Окружающие замечают происходящие с вами перемены, но на все их вопросы вы отвечаете ухмылкой и пожиманием плеч. Ваше поведение при этом настолько естественно, что они успокаиваются и прекращают преследование, убедив себя в том, что всё в порядке. Это длится до тех пор, пока не произойдет то, что должно произойти — тайна рушится, словно обветшалое здание, а вы остаётесь на пепелище, окружённый толпою безразличных зевак.
Однако, всё это случится потом, а будущее нематериально. Его миражи не способны обмануть вас и отвлечь от намеченных перспектив. Здесь и сейчас, где опыт прошлого довлеет над зыбким видением вдали, вы нарисуете свою судьбу, какой бы она ни была. В том есть великая импровизация, единственная, ради которой стоит рискнуть полным банком. Вдохновляющая и убивающая. Отчётливая и ускользающая через пальцы.
Было абсолютно, совершенно, исчерпывающе темно. Осторожная рука, вытянутая вперёд для разведки, провалилась в пустоту и повисла там, отдельно от всего остального тела. Михеев выдержал, как ему показалось, положенную паузу, затем просунул в просторную щель голову, но и это действие новых впечатлений не добавило. Тогда он протиснулся туда анатомически целиком и благополучно упёрся в НЕЧТО.
Из всего спектра полезных чувств в его распоряжении по-прежнему имелось только осязание, и он принялся активно им пользоваться. Нельзя сказать, чтобы особенно успешно. Предмет был шероховатым, нейтральной температуры, не издающим запахов или звуков, не излучающим явной угрозы. При дальнейшем ощупывании выяснилось, что он имел внушительные габариты: до правого края пришлось сделать три шага, влево — целых пять, а по поводу высоты приходилось лишь фантазировать — руки не доставали.
Михеев легонько постучал по глыбе костяшками пальцев, но она проглотила все входящие звуки, жадно насыщаясь их энергией. На языке его пузырьками минеральной воды пенились слова, умирали, не родившись, и это затянувшееся молчание питало тишину — дыхание относилось к другой категории шума, которая не добавляет ничего сам, а только сглаживает.

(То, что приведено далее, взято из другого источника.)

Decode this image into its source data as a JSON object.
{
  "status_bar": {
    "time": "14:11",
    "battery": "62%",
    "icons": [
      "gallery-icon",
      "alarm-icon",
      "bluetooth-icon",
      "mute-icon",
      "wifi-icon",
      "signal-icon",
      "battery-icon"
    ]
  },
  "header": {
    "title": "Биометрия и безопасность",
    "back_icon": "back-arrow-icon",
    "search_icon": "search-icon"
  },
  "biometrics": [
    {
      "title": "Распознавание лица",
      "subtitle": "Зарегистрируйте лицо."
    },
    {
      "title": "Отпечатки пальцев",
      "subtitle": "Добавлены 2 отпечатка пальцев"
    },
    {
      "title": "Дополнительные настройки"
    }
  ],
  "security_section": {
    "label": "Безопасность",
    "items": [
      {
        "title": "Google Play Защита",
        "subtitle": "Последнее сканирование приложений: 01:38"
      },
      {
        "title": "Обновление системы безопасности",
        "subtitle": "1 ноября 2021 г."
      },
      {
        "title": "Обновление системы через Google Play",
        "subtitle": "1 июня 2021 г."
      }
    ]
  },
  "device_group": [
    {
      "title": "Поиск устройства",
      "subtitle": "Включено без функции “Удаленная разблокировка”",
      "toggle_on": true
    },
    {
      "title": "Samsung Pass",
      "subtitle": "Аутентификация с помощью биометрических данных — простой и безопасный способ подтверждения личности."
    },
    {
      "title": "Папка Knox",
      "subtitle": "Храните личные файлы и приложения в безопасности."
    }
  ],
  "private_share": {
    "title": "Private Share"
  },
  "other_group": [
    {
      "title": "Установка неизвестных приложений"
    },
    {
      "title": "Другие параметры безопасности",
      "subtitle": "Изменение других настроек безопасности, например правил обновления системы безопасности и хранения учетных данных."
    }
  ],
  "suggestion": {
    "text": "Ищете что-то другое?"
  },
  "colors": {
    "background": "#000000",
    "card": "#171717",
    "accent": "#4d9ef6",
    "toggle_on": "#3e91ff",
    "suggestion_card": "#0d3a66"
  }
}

Если бы здесь имелся хоть малейший источник света, то глаза Михеева непременно различили бы какие-нибудь очертания, привыкнув к темноте. Но мрак был полным, не оставляющим надежд на удовлетворение визуального любопытства. В какой-то момент Михеев даже перестал ориентироваться в пространстве, и только прикосновение к объекту помогло ему восстановить картину окружающего трёхмерного мира.
Михеев, по натуре не склонный к авантюризму, решил, что для первого раза достаточно. У него есть повод для размышлений и целая вечность впереди, именуемая сроком армейской службы. Он вернулся к точке возврата, аккуратно повесил доску на место и встал в рост, стряхивая с одежды налипший мусор. Вдалеке светил дежурный фонарь, служащий надёжным маяком, и Михеев тронулся по указанной дороге.
Самой большой неожиданностью всегда является то, о чём тебя предупреждали. Готовясь к армии, Михеев почерпнул много полезного из баек старших товарищей и услужливого интернета, но встреча с реальностью всё равно застала его врасплох. Дневной паёк, стыренный из рюкзака на призывном пункте, положил начало приключениям, гораздо более ярким, чем способно родить самое больное воображение. Одна только очная встреча с сержантом Ивашкиным стоила ста пьяных сплетен о нём.
- Веруешь ли ты в Бога? - спросил он у Михеева в первую же минуту их знакомства.
- Да я как бы не знаю, - замялся тот. - Не определился.
- А в Великую Россию?
- Это да. Это понятное дело.
- Сука! - заорал вдруг Ивашкин, схватил Михеева за уши и стал тыкать незащищенным лицом в железную стойку кровати.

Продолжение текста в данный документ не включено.